Friday, February 26, 2010

Eaton vision, soon to be reality

There was a time it was thought that the heart of Toronto's shopping district was inevitably going to be located at Carlton and Yonge.  With so many shopping "districts" in Toronto and the surrounding GTA, it makes it difficult to pin point exactly where the heart of shopping currently resides... Yonge and Dundas? Yorkville? Yorkdale? Queen Street East?

Board members of the T. Eaton Company of many days gone by, (and we are talking a long time ago), 1926 to be exact,  decided unanimously that the city's shopping district was heading north from Queen and Yonge where in the early 1900's you could find just about anything you needed in a 2km radius.  Eatons had a store, a very successful one, which was located on the north west corner of Yonge and Queen.  It started off with 4 employees, and was strictly known for it's dry goods.  The Simpson family had a location of their own directly across the street, which we now know as the The Bay.  These 2 retailers of the day had location, the goods, and the success that made other retailers drool.  Located close to the "financial district" and the heart of the much smaller Toronto of the day,  one would wonder why would you want  to move a successful operation, when the ability to expand your current digs could happen?  Timothy's successor John Eaton wanted bigger, better, grandeur, and a first class department store, and he wanted it at Carlton and Yonge. 
The Eaton corporation purchased the land on the north east corner of Carlton and Yonge up to what is now Alexander Street and over to Church Street.  The land was purchased in 1910 over 3 days in complete secrecy from all the surrounding land owners.  The land sat vacant for years, and after plans had changed to build on the south west corner instead.  The Eaton corporation offered the land to Simpsons, which declined and decided to expand their current location at Yonge and Queen westward to Bay Street.
In 1928, Eaton's announced it was building a seven storey building at what we now know as College Park.  Anyone that has ever been in this architectural beauty can't help but take in the art deco stylings from the ceiling right down to the stair railings.  The original plans for the new Eaton flagship store at the College and Yonge location called for a structure like no other at the time.  This would have been the largest building complexes in the world with four million square feet of space and three million square feet of retail space alone.  There was to be a tower on top of the retail building reaching 32 stories,  but at one time had plans for 75 storeys.  The drawings of this mammoth structure were changed countless times, and scaled down due to the depression, the war, and the overall feeling the building gave to the surrounding area. from 32 storeys to the now 7 storeys.

Eaton's kept both locations it had at Queen and Yonge and College and Yonge, running a shuttle bus between the two locations until the subway opened in 1954.
A confusing story?
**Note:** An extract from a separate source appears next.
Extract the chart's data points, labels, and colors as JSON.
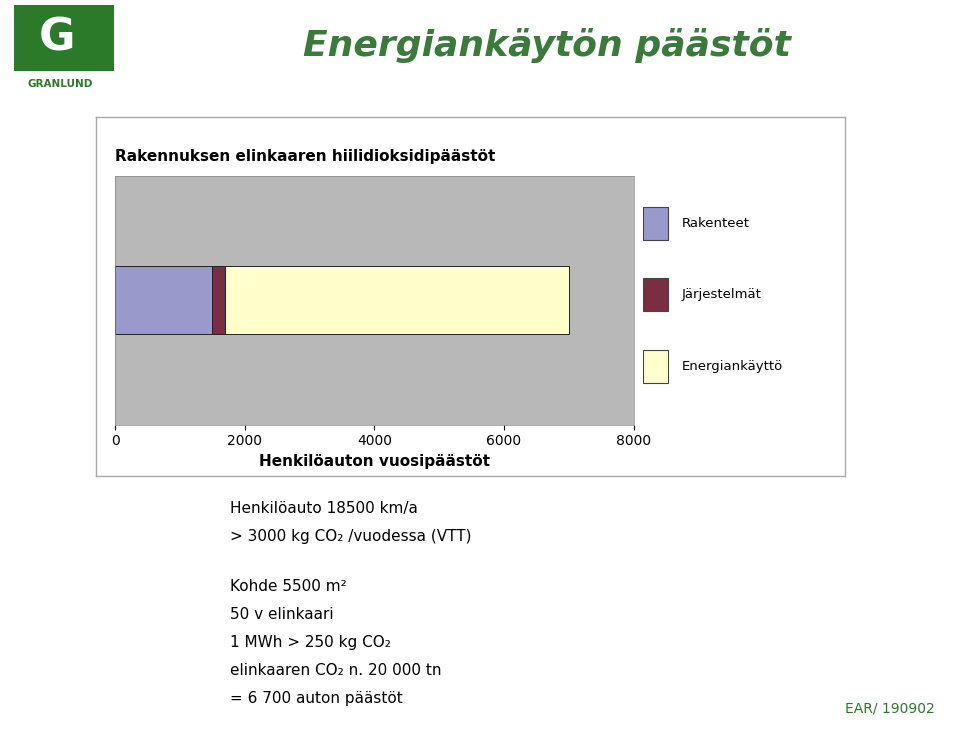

Somewhat, but it shows how much pull and how successful the Eaton Corporation was in its day, which fell victim to third and fourth generation carelessness for a business they really didn't know how to run anymore.
Now, as for the Aura tower now under construction at Yonge and Gerrard... When completed, this residential tower will be the tallest of its kind in Canada.  At an impressive 75 storeys, and art deco inspired design, it pays homage to the legacy of the Eaton vision that never came to fruition on that site.   There will be retail space, views like no other in the city, and hopefully several elevators to get you from the ground floor to anything over the 50th floor in no time flat.  I think Timothy Eaton would be impressed with this design and hopefully humbled to know that what was once envisioned for this block of Toronto, actually reached the heights once imagined.